Абсолютист (Бойн) - страница 103

— Денчли, — добавляет Уилл.

— Да, Денчли, выходит шесть. Рич и Хенли. Восемь.

— Ты забыл про Вульфа, — тихо произносит он.

— Ах да. — Я слегка краснею. — Верно. Вульф.

— С ним — девять.

— Да-да, — соглашаюсь я. — Извини.

— Словом, по-моему, Ригби все еще там. Может, сегодня, чуть попозже, за ним пошлют команду. Впрочем, скорее всего нет. Напрасная потеря времени, а? Посылать санитара забрать другого санитара. Его почти наверняка убьют, и придется посылать еще одного. Какой-то гнусный заколдованный круг.

— Капрал Моуди сказал, что нам выслали подкрепление, восемьдесят человек, они будут тут через день-два.

— А толку-то, — мрачно цедит Уилл. — Чертов Клейтон. Это я в буквальном смысле, Трис. Чертов сержант Джеймс Чертов Клейтон.

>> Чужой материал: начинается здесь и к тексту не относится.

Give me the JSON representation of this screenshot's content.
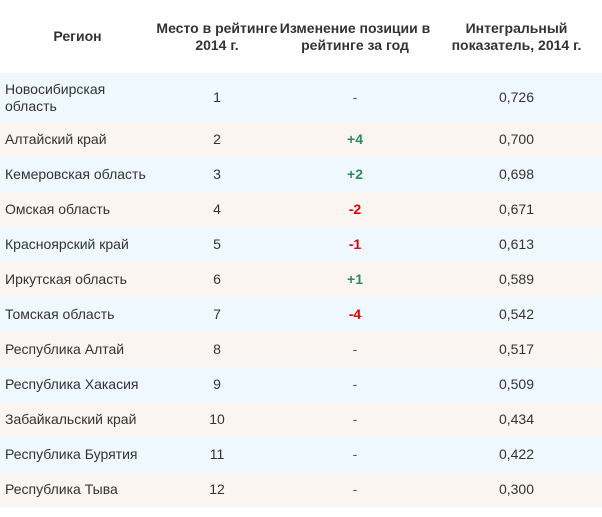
{
  "table": {
    "headers": {
      "region": "Регион",
      "rank": "Место в рейтинге 2014 г.",
      "change": "Изменение позиции в рейтинге за год",
      "value": "Интегральный показатель, 2014 г."
    },
    "rows": [
      {
        "region": "Новосибирская область",
        "rank": "1",
        "change": "-",
        "change_type": "neutral",
        "value": "0,726"
      },
      {
        "region": "Алтайский край",
        "rank": "2",
        "change": "+4",
        "change_type": "pos",
        "value": "0,700"
      },
      {
        "region": "Кемеровская область",
        "rank": "3",
        "change": "+2",
        "change_type": "pos",
        "value": "0,698"
      },
      {
        "region": "Омская область",
        "rank": "4",
        "change": "-2",
        "change_type": "neg",
        "value": "0,671"
      },
      {
        "region": "Красноярский край",
        "rank": "5",
        "change": "-1",
        "change_type": "neg",
        "value": "0,613"
      },
      {
        "region": "Иркутская область",
        "rank": "6",
        "change": "+1",
        "change_type": "pos",
        "value": "0,589"
      },
      {
        "region": "Томская область",
        "rank": "7",
        "change": "-4",
        "change_type": "neg",
        "value": "0,542"
      },
      {
        "region": "Республика Алтай",
        "rank": "8",
        "change": "-",
        "change_type": "neutral",
        "value": "0,517"
      },
      {
        "region": "Республика Хакасия",
        "rank": "9",
        "change": "-",
        "change_type": "neutral",
        "value": "0,509"
      },
      {
        "region": "Забайкальский край",
        "rank": "10",
        "change": "-",
        "change_type": "neutral",
        "value": "0,434"
      },
      {
        "region": "Республика Бурятия",
        "rank": "11",
        "change": "-",
        "change_type": "neutral",
        "value": "0,422"
      },
      {
        "region": "Республика Тыва",
        "rank": "12",
        "change": "-",
        "change_type": "neutral",
        "value": "0,300"
      }
    ]
  },
  "colors": {
    "row_odd": "#eef8fe",
    "row_even": "#fbf5f1",
    "positive": "#2e8b57",
    "negative": "#e60000",
    "text": "#333333"
  }
}
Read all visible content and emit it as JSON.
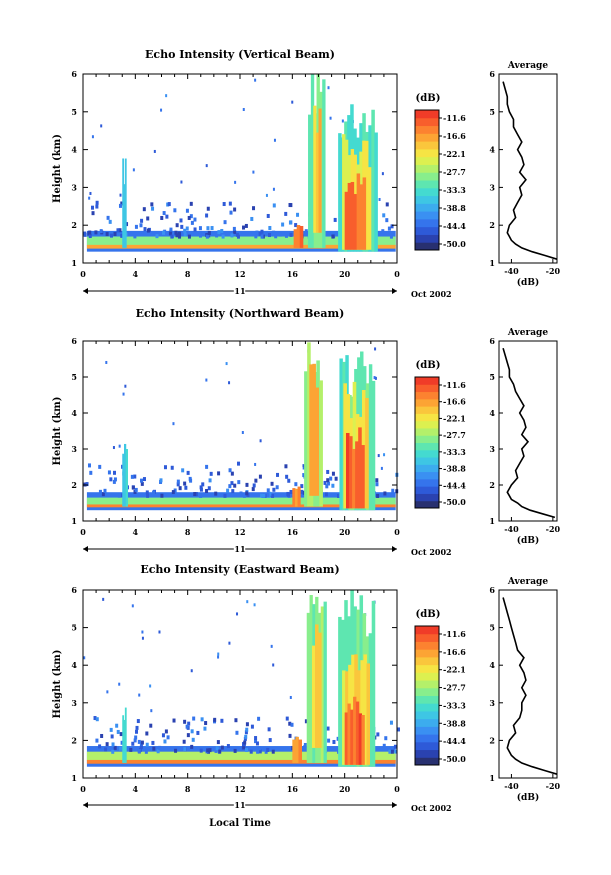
{
  "colors": {
    "colorbar": [
      "#283070",
      "#2a42b0",
      "#2e5ad8",
      "#3574ec",
      "#3a90f2",
      "#3cacee",
      "#3ec6e4",
      "#44dad0",
      "#5ee6b0",
      "#88ee8c",
      "#b4f06a",
      "#dcf050",
      "#f6e444",
      "#fac63c",
      "#fca434",
      "#fc8230",
      "#f85e2c",
      "#f03c28"
    ],
    "profile_line": "#000000"
  },
  "chart_data": [
    {
      "type": "heatmap",
      "title": "Echo Intensity (Vertical Beam)",
      "ylabel": "Height (km)",
      "xlabel": "",
      "x_ticks": [
        "0",
        "4",
        "8",
        "12",
        "16",
        "20",
        "0"
      ],
      "y_ticks": [
        "1",
        "2",
        "3",
        "4",
        "5",
        "6"
      ],
      "xlim": [
        0,
        24
      ],
      "ylim": [
        1,
        6
      ],
      "date_bar_label": "11",
      "date_suffix": "Oct 2002",
      "colorbar": {
        "unit": "(dB)",
        "labels": [
          "-11.6",
          "-16.6",
          "-22.1",
          "-27.7",
          "-33.3",
          "-38.8",
          "-44.4",
          "-50.0"
        ],
        "range": [
          -53,
          -9
        ]
      },
      "surface_layer": [
        {
          "h": [
            1.3,
            1.85
          ],
          "db": -44
        },
        {
          "h": [
            1.45,
            1.7
          ],
          "db": -30
        },
        {
          "h": [
            1.38,
            1.48
          ],
          "db": -18
        }
      ],
      "echo_events": [
        {
          "t": [
            3.0,
            3.3
          ],
          "h": [
            1.4,
            3.6
          ],
          "db": -38
        },
        {
          "t": [
            16.1,
            16.8
          ],
          "h": [
            1.4,
            2.0
          ],
          "db": -14
        },
        {
          "t": [
            17.2,
            18.5
          ],
          "h": [
            1.4,
            6.0
          ],
          "db": -30
        },
        {
          "t": [
            17.6,
            18.2
          ],
          "h": [
            1.8,
            5.2
          ],
          "db": -20
        },
        {
          "t": [
            19.5,
            22.5
          ],
          "h": [
            1.3,
            5.2
          ],
          "db": -34
        },
        {
          "t": [
            19.8,
            22.0
          ],
          "h": [
            1.35,
            4.2
          ],
          "db": -24
        },
        {
          "t": [
            20.0,
            21.6
          ],
          "h": [
            1.35,
            3.2
          ],
          "db": -14
        }
      ],
      "profile": {
        "title": "Average",
        "xlabel": "(dB)",
        "x_ticks": [
          "-40",
          "-20"
        ],
        "xlim": [
          -46,
          -18
        ],
        "y_ticks": [
          "1",
          "2",
          "3",
          "4",
          "5",
          "6"
        ],
        "height": [
          1.1,
          1.2,
          1.3,
          1.4,
          1.5,
          1.6,
          1.7,
          1.8,
          2.0,
          2.2,
          2.4,
          2.6,
          2.8,
          3.0,
          3.2,
          3.4,
          3.6,
          3.8,
          4.0,
          4.2,
          4.4,
          4.6,
          4.8,
          5.0,
          5.2,
          5.4,
          5.6,
          5.8
        ],
        "db": [
          -18,
          -24,
          -30,
          -35,
          -38,
          -40,
          -41,
          -42,
          -41,
          -38,
          -39,
          -37,
          -35,
          -36,
          -33,
          -36,
          -34,
          -35,
          -37,
          -35,
          -37,
          -39,
          -39,
          -41,
          -42,
          -42,
          -43,
          -44
        ]
      }
    },
    {
      "type": "heatmap",
      "title": "Echo Intensity (Northward Beam)",
      "ylabel": "Height (km)",
      "xlabel": "",
      "x_ticks": [
        "0",
        "4",
        "8",
        "12",
        "16",
        "20",
        "0"
      ],
      "y_ticks": [
        "1",
        "2",
        "3",
        "4",
        "5",
        "6"
      ],
      "xlim": [
        0,
        24
      ],
      "ylim": [
        1,
        6
      ],
      "date_bar_label": "11",
      "date_suffix": "Oct 2002",
      "colorbar": {
        "unit": "(dB)",
        "labels": [
          "-11.6",
          "-16.6",
          "-22.1",
          "-27.7",
          "-33.3",
          "-38.8",
          "-44.4",
          "-50.0"
        ],
        "range": [
          -53,
          -9
        ]
      },
      "surface_layer": [
        {
          "h": [
            1.3,
            1.8
          ],
          "db": -44
        },
        {
          "h": [
            1.45,
            1.65
          ],
          "db": -30
        },
        {
          "h": [
            1.38,
            1.46
          ],
          "db": -16
        }
      ],
      "echo_events": [
        {
          "t": [
            3.0,
            3.4
          ],
          "h": [
            1.4,
            3.2
          ],
          "db": -36
        },
        {
          "t": [
            16.0,
            16.6
          ],
          "h": [
            1.4,
            2.0
          ],
          "db": -16
        },
        {
          "t": [
            16.9,
            18.3
          ],
          "h": [
            1.4,
            6.0
          ],
          "db": -28
        },
        {
          "t": [
            17.3,
            18.0
          ],
          "h": [
            1.7,
            5.5
          ],
          "db": -18
        },
        {
          "t": [
            19.6,
            22.3
          ],
          "h": [
            1.3,
            5.4
          ],
          "db": -32
        },
        {
          "t": [
            19.9,
            21.8
          ],
          "h": [
            1.35,
            4.6
          ],
          "db": -22
        },
        {
          "t": [
            20.1,
            21.5
          ],
          "h": [
            1.35,
            3.4
          ],
          "db": -13
        }
      ],
      "profile": {
        "title": "Average",
        "xlabel": "(dB)",
        "x_ticks": [
          "-40",
          "-20"
        ],
        "xlim": [
          -46,
          -18
        ],
        "y_ticks": [
          "1",
          "2",
          "3",
          "4",
          "5",
          "6"
        ],
        "height": [
          1.1,
          1.2,
          1.3,
          1.4,
          1.5,
          1.6,
          1.7,
          1.8,
          2.0,
          2.2,
          2.4,
          2.6,
          2.8,
          3.0,
          3.2,
          3.4,
          3.6,
          3.8,
          4.0,
          4.2,
          4.4,
          4.6,
          4.8,
          5.0,
          5.2,
          5.4,
          5.6,
          5.8
        ],
        "db": [
          -19,
          -25,
          -31,
          -35,
          -37,
          -40,
          -41,
          -42,
          -40,
          -37,
          -38,
          -36,
          -34,
          -35,
          -32,
          -35,
          -33,
          -34,
          -36,
          -34,
          -36,
          -38,
          -39,
          -41,
          -41,
          -42,
          -43,
          -44
        ]
      }
    },
    {
      "type": "heatmap",
      "title": "Echo Intensity (Eastward Beam)",
      "ylabel": "Height (km)",
      "xlabel": "Local Time",
      "x_ticks": [
        "0",
        "4",
        "8",
        "12",
        "16",
        "20",
        "0"
      ],
      "y_ticks": [
        "1",
        "2",
        "3",
        "4",
        "5",
        "6"
      ],
      "xlim": [
        0,
        24
      ],
      "ylim": [
        1,
        6
      ],
      "date_bar_label": "11",
      "date_suffix": "Oct 2002",
      "colorbar": {
        "unit": "(dB)",
        "labels": [
          "-11.6",
          "-16.6",
          "-22.1",
          "-27.7",
          "-33.3",
          "-38.8",
          "-44.4",
          "-50.0"
        ],
        "range": [
          -53,
          -9
        ]
      },
      "surface_layer": [
        {
          "h": [
            1.3,
            1.85
          ],
          "db": -44
        },
        {
          "h": [
            1.45,
            1.7
          ],
          "db": -28
        },
        {
          "h": [
            1.38,
            1.48
          ],
          "db": -16
        }
      ],
      "echo_events": [
        {
          "t": [
            3.0,
            3.3
          ],
          "h": [
            1.4,
            2.8
          ],
          "db": -34
        },
        {
          "t": [
            16.0,
            16.7
          ],
          "h": [
            1.4,
            2.1
          ],
          "db": -16
        },
        {
          "t": [
            17.1,
            18.6
          ],
          "h": [
            1.4,
            6.0
          ],
          "db": -30
        },
        {
          "t": [
            17.5,
            18.2
          ],
          "h": [
            1.8,
            5.2
          ],
          "db": -20
        },
        {
          "t": [
            19.5,
            22.3
          ],
          "h": [
            1.3,
            5.8
          ],
          "db": -32
        },
        {
          "t": [
            19.8,
            21.9
          ],
          "h": [
            1.35,
            4.2
          ],
          "db": -22
        },
        {
          "t": [
            20.0,
            21.5
          ],
          "h": [
            1.35,
            3.0
          ],
          "db": -13
        }
      ],
      "profile": {
        "title": "Average",
        "xlabel": "(dB)",
        "x_ticks": [
          "-40",
          "-20"
        ],
        "xlim": [
          -46,
          -18
        ],
        "y_ticks": [
          "1",
          "2",
          "3",
          "4",
          "5",
          "6"
        ],
        "height": [
          1.1,
          1.2,
          1.3,
          1.4,
          1.5,
          1.6,
          1.7,
          1.8,
          2.0,
          2.2,
          2.4,
          2.6,
          2.8,
          3.0,
          3.2,
          3.4,
          3.6,
          3.8,
          4.0,
          4.2,
          4.4,
          4.6,
          4.8,
          5.0,
          5.2,
          5.4,
          5.6,
          5.8
        ],
        "db": [
          -18,
          -24,
          -30,
          -35,
          -38,
          -40,
          -41,
          -42,
          -41,
          -38,
          -39,
          -36,
          -35,
          -35,
          -33,
          -35,
          -33,
          -34,
          -36,
          -34,
          -37,
          -38,
          -39,
          -40,
          -41,
          -42,
          -43,
          -44
        ]
      }
    }
  ]
}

Трис. Один слог нежности — и мир снова встал на место.

— Ну, вряд ли его можно винить. Он ведь только выполняет приказы.

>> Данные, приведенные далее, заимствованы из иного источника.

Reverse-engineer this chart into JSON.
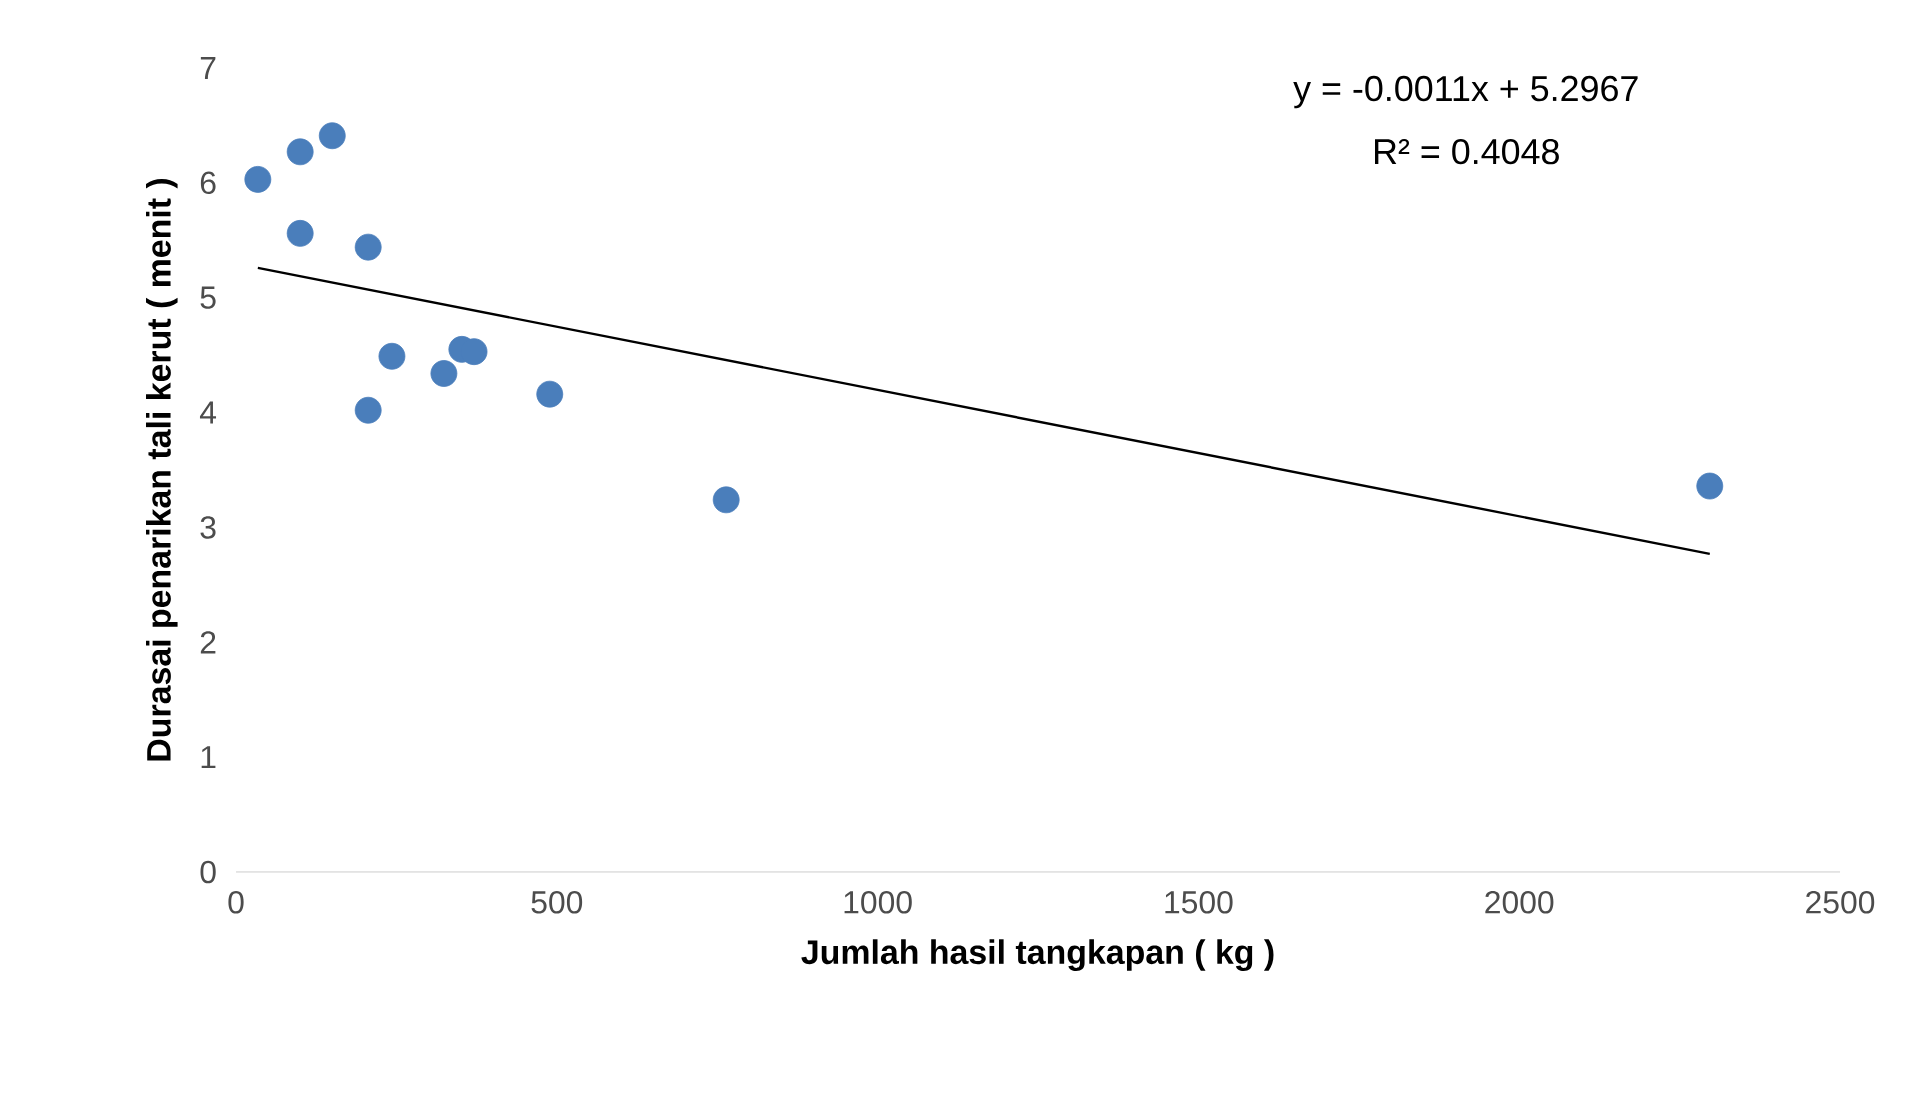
{
  "chart_data": {
    "type": "scatter",
    "xlabel": "Jumlah hasil tangkapan ( kg )",
    "ylabel": "Durasai penarikan tali kerut ( menit )",
    "annotations": [
      "y = -0.0011x + 5.2967",
      "R² = 0.4048"
    ],
    "xlim": [
      0,
      2500
    ],
    "ylim": [
      0,
      7
    ],
    "xticks": [
      0,
      500,
      1000,
      1500,
      2000,
      2500
    ],
    "yticks": [
      0,
      1,
      2,
      3,
      4,
      5,
      6,
      7
    ],
    "series": [
      {
        "marker": "circle",
        "color": "#4a7ebb",
        "x": [
          34,
          100,
          150,
          100,
          206,
          243,
          206,
          324,
          352,
          371,
          489,
          764,
          2297
        ],
        "values": [
          6.03,
          6.27,
          6.41,
          5.56,
          5.44,
          4.49,
          4.02,
          4.34,
          4.55,
          4.53,
          4.16,
          3.24,
          3.36
        ]
      },
      {
        "type": "line",
        "marker": "none",
        "color": "#000000",
        "x": [
          34,
          2297
        ],
        "values": [
          5.26,
          2.77
        ]
      }
    ]
  }
}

— Ха! — отвечает Уилл. — Ты что, не видишь, как он раз за разом посылает наверх тех, кого не любит? Бедняга Ригби — я даже не знаю, как это он столько продержался. Столько раз был наверху. Клейтон его с самого начала невзлюбил.

— Никто не любит отказников, — через силу произношу я.

— Мы все в глубине души отказники, — отвечает Уилл.

Он протягивает руки к горящей перед ним свече. От нее остался лишь огарок. Уилл проводит через пламя указательным пальцем — сначала быстро, потом медленней.

— Перестань.

— Почему? — спрашивает он, улыбаясь, и все дольше задерживает палец в пламени.

— Ты обожжешься, — говорю я, но он пожимает плечами:

— Какая разница.

— Довольно! — Я хватаю его руку и тяну прочь от свечи; пламя мерцает, отбрасывая тени на наши лица, а я держу его за руку, ощущая загрубелую, мозолистую кожу — у нас у всех такая.

Уилл смотрит вниз, на мою руку, потом поднимает глаза и наши взгляды встречаются. Я замечаю, что у него на лице — чумазом, как у всех — под глазами засохла грязь. Он медленно расплывается в улыбке, на щеках появляются ямочки — их не смогли изгладить ни война, ни окопы — и медленно, очень медленно отнимает руку, а я смотрю, растерянный, смущенный, а главное — возбужденный.

— Ну как твои? — Он кивает на мои руки.

Я вытягиваю ладони перед собой — пальцы неподвижны, словно парализованы. Меня иногда просят показать это, как фокус; мой рекорд — восемь минут без единого движения. Уилл смеется:

— Неподвижные, что твоя скала. Как тебе это удается?

— Стальные нервы, — улыбаюсь я в ответ.

— Тристан, ты веришь в рай? — тихо спрашивает он, и я качаю головой:

— Нет.

— Правда? — удивленно спрашивает он. — Почему?

— Потому что его придумали люди. Меня поражают эти разговоры про рай, ад и жизнь после смерти. Никто ведь не пытается объяснить, откуда мы появляемся на свет, это была бы ересь. Но все почему-то твердо знают, что с ними будет после смерти. Нелепость какая-то.